Nigel Brookes-Thomas, Principal Quality Engineer at DVLA
“The software development process at DVLA is genuinely cutting-edge. There’s nowhere else I would be able to get exposure to all the different technologies we’re using here.”
Hi Nigel, can you tell us a little about what your team does?
DVLA have a cohort of experienced Software Development Engineers in Test (SDETs). These are software and testing professionals who write code to automate the testing of application code. My team sits within IT Service Creation, building and operating digital services for the public, partners, and agency.
We value our automation code as highly as our production code it’s the secret sauce that lets us make changes quickly and safely.
What are the core principles of automation testing?
We have a small number of guiding principles which drive how we build all our automation:
- Test early, test often
- Each test is an island
- Data factories over fixtures
- Stub almost nothing
Test early, test often
We test as early as we possibly can, so the automation is built on the same branch as the application code since the acceptance criteria of a change are used to focus our testing. Tests run on each push, meaning change can only be merged into the mainline when the tests pass which also triggers another, fuller, regression suite.
We use Gherkin syntax to reach a shared understanding of the change and put a lot of effort into writing these elegantly. Our house-style helps us along with a linter, used to automatically check we are following that style. For instance, every feature must be tagged with its Jira ticket and every scenario named to identify the acceptance criteria it covers.
We want changes to be safe, but we also want them to be fast, so we commit time to ‘gardening’ – trimming our tests to focus on the risk of a change and avoiding duplication.
Each test is an island
Each individual test must be isolated from every other one. This lets us run the test pack in any order or to choose to run just a single scenario on its own. Each test sets up and tears down its own data.
In practice, this is important because we slice up the test pack and distribute scenarios over many processes to run the pack in parallel. No one test can rely on any other running before it or after it.
It also allows us to run variations of our tests, such as testing localisations to different languages.
Data factories over fixtures
Fixtures are sets of data which are built in advance and used for testing. It’s hard to build and maintain large sets of fixtures. It’s challenging to build convincing sets of data that look like real world data. For this reason, we use synthetic data that is uniquely generated on each test run by factory objects which assemble data on the fly. This detects more failures as each run is a real test, not just a check, giving the application-under-test data it has likely never seen before.
Of course, we save the data that’s been built by the factories so we can trace failures and in early builds we can see flakiness as the application encounters data and combinations it hasn’t seen before. We are also making the application more robust in the process by running these tests early.
Stub almost nothing
A stub is a piece of code used to stand in for some other programming functionality.
Stubs pretend to be real services and offer a chance to test an application without having a dependency. In practice, we have found stubs to be rather unloved components with their own defects and deviations from the service they pretend to be. Unless it’s impossible or expensive, we almost always choose to avoid them and use real services instead.
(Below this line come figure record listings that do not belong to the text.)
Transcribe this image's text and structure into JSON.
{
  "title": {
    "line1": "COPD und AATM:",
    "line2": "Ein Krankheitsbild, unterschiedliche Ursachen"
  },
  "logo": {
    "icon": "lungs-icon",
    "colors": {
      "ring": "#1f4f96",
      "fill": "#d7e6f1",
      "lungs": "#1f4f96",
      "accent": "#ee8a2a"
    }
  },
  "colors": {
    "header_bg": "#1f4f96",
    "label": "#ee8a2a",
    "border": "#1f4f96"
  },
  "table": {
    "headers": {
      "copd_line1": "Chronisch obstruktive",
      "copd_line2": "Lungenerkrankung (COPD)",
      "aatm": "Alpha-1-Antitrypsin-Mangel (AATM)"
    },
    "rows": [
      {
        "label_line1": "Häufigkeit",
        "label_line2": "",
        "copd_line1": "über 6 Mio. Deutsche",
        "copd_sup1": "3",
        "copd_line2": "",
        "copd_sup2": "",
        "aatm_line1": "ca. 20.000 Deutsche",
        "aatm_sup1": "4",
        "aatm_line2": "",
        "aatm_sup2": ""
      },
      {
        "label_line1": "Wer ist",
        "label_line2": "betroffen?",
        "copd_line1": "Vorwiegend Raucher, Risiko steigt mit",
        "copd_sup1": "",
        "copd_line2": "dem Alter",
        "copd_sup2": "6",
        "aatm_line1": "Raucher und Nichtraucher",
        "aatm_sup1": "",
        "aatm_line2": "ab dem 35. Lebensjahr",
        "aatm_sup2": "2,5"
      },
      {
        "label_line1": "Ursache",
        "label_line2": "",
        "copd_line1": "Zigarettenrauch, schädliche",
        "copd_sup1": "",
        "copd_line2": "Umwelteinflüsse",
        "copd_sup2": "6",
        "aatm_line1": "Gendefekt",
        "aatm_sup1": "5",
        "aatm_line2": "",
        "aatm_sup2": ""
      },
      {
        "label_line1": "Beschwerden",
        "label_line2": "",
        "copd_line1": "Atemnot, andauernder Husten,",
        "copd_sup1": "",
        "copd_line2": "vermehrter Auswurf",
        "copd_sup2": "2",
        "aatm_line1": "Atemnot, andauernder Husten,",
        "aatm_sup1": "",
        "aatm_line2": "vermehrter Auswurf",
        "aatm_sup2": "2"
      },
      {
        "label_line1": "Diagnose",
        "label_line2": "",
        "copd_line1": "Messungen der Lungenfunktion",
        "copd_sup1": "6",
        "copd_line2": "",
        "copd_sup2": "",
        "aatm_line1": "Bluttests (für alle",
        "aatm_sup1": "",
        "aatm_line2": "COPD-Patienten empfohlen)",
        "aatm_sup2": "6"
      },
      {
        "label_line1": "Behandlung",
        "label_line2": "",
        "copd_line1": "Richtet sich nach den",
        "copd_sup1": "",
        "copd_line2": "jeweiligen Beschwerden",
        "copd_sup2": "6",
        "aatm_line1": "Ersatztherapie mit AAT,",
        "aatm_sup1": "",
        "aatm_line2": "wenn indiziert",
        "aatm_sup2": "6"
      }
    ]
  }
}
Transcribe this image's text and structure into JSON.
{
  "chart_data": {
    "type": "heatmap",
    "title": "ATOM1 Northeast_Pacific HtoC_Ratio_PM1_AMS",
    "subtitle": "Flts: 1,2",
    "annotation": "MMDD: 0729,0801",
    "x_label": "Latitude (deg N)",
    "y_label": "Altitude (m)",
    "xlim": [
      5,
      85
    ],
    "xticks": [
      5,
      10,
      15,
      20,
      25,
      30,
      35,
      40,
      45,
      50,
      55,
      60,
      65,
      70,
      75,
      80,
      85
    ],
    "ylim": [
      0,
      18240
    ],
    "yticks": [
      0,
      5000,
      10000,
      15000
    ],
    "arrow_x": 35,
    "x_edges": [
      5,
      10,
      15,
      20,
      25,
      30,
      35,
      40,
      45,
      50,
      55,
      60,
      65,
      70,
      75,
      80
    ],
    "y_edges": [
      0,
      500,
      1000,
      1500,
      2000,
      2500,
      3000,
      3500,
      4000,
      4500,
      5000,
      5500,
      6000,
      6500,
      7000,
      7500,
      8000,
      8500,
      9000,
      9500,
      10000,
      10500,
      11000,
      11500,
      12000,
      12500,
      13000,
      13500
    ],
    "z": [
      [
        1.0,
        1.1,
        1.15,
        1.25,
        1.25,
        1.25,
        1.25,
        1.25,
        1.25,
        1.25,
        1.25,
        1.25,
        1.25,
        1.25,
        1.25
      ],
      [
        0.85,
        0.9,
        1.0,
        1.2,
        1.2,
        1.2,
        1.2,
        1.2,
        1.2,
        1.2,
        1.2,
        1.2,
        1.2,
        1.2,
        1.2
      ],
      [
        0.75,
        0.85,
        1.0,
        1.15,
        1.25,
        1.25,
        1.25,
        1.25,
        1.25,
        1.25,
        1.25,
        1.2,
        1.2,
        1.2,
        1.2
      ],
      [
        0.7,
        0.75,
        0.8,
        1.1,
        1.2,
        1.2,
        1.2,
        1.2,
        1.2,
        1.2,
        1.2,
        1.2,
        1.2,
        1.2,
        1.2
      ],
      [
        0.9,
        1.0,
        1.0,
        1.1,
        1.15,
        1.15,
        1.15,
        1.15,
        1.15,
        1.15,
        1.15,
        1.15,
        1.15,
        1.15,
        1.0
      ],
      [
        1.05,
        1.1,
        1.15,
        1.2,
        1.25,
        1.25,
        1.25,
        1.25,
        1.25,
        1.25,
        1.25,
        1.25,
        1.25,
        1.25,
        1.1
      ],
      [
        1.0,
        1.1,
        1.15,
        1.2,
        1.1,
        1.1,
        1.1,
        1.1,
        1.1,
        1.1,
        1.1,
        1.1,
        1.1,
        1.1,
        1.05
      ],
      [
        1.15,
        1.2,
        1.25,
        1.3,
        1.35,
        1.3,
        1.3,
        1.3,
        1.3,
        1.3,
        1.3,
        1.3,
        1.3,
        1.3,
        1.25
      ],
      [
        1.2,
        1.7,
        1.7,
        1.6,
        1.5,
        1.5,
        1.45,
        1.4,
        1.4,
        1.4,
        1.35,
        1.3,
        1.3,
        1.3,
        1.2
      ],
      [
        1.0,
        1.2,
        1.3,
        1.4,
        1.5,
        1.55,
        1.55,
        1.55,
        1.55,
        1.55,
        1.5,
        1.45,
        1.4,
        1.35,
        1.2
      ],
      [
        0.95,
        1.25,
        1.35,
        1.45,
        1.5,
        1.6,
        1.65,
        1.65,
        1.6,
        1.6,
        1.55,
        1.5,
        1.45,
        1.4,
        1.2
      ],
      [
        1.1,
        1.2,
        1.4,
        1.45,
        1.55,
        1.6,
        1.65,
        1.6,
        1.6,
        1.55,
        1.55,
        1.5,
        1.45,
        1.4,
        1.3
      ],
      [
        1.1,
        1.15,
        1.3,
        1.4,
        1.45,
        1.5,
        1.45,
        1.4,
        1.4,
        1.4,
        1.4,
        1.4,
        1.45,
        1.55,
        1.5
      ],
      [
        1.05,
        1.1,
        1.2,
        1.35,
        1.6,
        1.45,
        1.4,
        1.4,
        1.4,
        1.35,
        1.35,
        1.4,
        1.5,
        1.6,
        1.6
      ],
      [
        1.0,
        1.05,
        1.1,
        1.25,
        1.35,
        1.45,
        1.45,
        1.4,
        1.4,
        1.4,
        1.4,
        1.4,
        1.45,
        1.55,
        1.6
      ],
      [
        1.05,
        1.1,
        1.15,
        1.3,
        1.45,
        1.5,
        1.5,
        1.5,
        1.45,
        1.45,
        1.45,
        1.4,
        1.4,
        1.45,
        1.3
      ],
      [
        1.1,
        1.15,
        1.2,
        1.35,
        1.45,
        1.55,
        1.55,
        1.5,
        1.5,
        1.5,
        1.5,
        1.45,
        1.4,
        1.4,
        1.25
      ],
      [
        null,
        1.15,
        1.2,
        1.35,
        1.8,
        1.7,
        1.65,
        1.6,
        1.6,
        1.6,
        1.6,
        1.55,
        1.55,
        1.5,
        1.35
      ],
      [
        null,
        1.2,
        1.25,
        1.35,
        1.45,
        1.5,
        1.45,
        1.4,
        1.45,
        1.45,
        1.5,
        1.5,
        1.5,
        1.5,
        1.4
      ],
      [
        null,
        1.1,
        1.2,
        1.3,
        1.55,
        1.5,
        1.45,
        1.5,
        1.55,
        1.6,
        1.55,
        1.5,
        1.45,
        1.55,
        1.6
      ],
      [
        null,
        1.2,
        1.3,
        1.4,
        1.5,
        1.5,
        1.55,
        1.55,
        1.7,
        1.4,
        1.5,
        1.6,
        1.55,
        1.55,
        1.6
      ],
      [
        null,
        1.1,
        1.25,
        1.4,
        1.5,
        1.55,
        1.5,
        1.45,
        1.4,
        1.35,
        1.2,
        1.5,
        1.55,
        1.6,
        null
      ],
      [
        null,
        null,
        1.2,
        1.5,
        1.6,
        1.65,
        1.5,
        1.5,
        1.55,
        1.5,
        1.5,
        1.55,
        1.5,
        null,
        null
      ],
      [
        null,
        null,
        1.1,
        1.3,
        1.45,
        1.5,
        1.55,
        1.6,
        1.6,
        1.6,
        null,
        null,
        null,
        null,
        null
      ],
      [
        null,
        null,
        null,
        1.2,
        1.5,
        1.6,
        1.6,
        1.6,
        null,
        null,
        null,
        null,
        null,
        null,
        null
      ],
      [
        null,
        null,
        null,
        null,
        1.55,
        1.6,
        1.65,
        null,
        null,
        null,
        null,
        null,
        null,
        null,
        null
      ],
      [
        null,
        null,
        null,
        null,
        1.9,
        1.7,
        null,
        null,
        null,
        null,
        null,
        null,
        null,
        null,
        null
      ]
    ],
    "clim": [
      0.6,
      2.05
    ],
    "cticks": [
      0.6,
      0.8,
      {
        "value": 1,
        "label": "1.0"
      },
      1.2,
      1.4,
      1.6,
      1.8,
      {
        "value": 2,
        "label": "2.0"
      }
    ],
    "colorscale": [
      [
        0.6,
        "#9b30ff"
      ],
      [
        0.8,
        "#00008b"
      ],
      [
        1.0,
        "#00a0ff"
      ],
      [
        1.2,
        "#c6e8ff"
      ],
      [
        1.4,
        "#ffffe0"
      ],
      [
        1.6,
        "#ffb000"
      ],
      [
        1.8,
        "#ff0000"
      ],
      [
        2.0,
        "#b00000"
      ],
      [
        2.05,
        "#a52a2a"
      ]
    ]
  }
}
Our applications and services are dockerized or serverless: we don’t need to build and maintain stubs; we can use the real services instead. Our continuous integration (CI) tooling can launch containers and with minimal effort and time, we can bring up entire application stacks and dispose of them after each test run. For each run, we are not just performing component or feature tests, we’re running real integration tests at the same time. This is a significant risk reduction because we can check behaviour as downstream components change.
Finally, our pre-production environment is running system integration tests daily over the estate, checking that all our systems co-exist and integrate together.
I’m hopeful that this has given you some insight into the way automation testing happens at DVLA. We are always looking to push more testing early in the development cycle and we believe our principles guide us in testing complex systems while reducing the risks that come with change.